I don’t know about your struggle, but I will tell you that you are not alone. You will be surprised at how many people are actually going through the same thing you’re going through. Your situation isn’t also hopeless. What helped me was that I shared my struggle to someone. I unburdened myself to godly people I am close with and through them I have received priceless advice on what to do. An accountability partner is wonderful to have. The idea of telling someone something not pretty about ourselves diminishes our desire to do the thing again. I also prayed and asked God for help, for strength to the right thing even when it is difficult, even when it hurts. We place our hopes in the Lord that He can and He will deliver us from our predicaments. We only need to ask.
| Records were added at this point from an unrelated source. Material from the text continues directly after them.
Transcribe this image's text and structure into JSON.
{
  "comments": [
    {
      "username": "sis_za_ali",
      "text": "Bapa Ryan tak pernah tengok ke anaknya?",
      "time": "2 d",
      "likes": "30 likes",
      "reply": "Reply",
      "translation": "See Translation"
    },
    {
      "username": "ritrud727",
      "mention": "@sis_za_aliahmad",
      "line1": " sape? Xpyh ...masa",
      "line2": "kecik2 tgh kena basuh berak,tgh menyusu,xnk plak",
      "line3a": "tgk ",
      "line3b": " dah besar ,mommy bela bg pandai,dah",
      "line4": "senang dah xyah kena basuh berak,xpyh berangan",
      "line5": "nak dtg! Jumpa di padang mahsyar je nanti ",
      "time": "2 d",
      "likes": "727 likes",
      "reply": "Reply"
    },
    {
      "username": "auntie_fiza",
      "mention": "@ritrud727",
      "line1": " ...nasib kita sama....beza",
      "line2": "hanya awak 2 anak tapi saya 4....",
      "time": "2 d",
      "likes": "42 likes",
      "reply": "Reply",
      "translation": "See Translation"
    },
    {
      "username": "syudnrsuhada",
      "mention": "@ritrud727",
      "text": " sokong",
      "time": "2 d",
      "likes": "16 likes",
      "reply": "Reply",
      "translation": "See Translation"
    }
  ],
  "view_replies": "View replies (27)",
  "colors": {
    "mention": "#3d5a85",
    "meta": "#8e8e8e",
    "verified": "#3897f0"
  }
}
The struggle is still there. The temptation is still there. It whispers. It calls out to me from time to time, but it is only because I look at the Lord that I am able to flee from the temptatation. It is only because of Him that I walk again even after stumbling. It is only because He holds my hand that I continue to run the race despite difficulty. His grace has brought me safe this far and it will be the same grace that will lead me Home.
There is a purpose for our singleness even when we don’t think there is. Instead of focusing on what we lack, instead of looking for that boy or girl, let us pursue the Lord in this season of our lives. Let us seek Him first above all else and everything else will fall into place. And if not, if the Lord wills no one for us, our cultivated relationship with the Lord will make us realize that despite what the world dictates about relationships and how we need someone to complete us, we are no less of person if we are single. It is not in our partners that we find our identities in, but rather we find our identity in the Lord Jesus Christ.
Let’s fall in love with God. Let’s read and study His word. Let’s cultivate our relationship with Him.
Let’s pursue Him first before anything else… everything else will fall into place.
I bring back to God all the glory and honor.